Amazon countries, led by Brazil, sign a rainforest pact

The Amazon rainforest plays an important role in regulating the earth’s climate by pulling carbon dioxide out of the atmosphere. PHOTO: NYTIMES

BELEM, Brazil - On Tuesday, the leaders of eight countries that are home to the Amazon River basin agreed to work together to conserve the world’s largest rainforest at a groundbreaking meeting convened by President Luiz Inacio Lula da Silva of Brazil.

The agreement, called the Belem Declaration for the Brazilian city where the meeting was held, provides a road map to stave off the rampant deforestation, caused in large part by industrial agriculture and land-grabbing, that has severely damaged the rainforest and has major implications for the earth’s climate.

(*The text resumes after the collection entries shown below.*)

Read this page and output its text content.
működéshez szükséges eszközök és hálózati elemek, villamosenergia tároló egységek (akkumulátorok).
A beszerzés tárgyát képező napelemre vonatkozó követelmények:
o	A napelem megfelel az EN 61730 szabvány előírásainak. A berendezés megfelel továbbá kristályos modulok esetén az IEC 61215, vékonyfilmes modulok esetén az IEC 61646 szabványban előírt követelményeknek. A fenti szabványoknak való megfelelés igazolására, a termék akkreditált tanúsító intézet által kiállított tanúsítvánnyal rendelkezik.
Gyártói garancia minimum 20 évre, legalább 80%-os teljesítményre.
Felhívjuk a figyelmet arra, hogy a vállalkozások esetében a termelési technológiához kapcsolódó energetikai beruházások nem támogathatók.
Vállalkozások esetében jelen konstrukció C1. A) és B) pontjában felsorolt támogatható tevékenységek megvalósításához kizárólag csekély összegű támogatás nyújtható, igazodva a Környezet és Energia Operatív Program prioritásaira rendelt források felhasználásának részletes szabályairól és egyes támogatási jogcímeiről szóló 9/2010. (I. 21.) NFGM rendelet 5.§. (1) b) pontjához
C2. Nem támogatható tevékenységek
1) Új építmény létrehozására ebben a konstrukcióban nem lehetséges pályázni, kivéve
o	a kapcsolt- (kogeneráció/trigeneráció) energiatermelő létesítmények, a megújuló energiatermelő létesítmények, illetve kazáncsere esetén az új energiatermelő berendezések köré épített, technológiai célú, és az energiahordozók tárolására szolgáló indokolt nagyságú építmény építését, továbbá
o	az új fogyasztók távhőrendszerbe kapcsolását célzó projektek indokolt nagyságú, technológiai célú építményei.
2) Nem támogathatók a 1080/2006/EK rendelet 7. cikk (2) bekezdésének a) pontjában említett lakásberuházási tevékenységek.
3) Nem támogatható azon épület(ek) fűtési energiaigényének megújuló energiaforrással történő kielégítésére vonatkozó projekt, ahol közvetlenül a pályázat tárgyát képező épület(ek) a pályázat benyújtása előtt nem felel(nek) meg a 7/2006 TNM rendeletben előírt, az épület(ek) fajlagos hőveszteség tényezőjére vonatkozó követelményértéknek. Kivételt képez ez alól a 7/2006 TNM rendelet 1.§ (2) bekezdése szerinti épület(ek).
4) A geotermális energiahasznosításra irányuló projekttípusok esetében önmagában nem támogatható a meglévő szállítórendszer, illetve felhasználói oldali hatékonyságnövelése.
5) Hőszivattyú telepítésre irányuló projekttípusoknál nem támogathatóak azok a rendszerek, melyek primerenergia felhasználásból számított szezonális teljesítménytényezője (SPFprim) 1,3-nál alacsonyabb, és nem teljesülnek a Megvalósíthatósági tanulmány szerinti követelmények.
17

The meeting was also expected to yield a separate agreement on Wednesday among other nations with major rainforests – including Congo, the Republic of Congo and Indonesia – to more closely coordinate protecting the ecosystems globally.

The Amazon rainforest is not only a haven of biodiversity but also plays an important role in the fight against climate change because it pulls huge amounts of planet-warming carbon dioxide out of the atmosphere and stores it away. Over the past half-century, around 17 per cent of the forest has been razed and an even bigger share severely degraded.

While the agreement projected symbolic unity, it fell short of the biggest ambitions Mr Lula had hoped to realise.

For months before the summit, Mr Lula pushed the leaders of Bolivia and Venezuela to commit to ending deforestation in their countries by 2030, a pledge the six other Amazon basin countries had already made at the global climate summit in Glasgow in 2021. Colombia’s President Gustavo Petro had in turn pushed Mr Lula to match his commitment to ban all oil drilling in the forest, but Brazil still has plans for a huge offshore project at the mouth of the Amazon River.

Neither push succeeded.

The expected announcement on Wednesday of further cooperation among other countries with most of the rest of the world’s rainforests could include efforts to increase access to financing from wealthier nations that would promote sustainable forest use.

The foundation for that agreement was laid in 2022 at COP27, the United Nations-sponsored global climate summit, which was held in Egypt.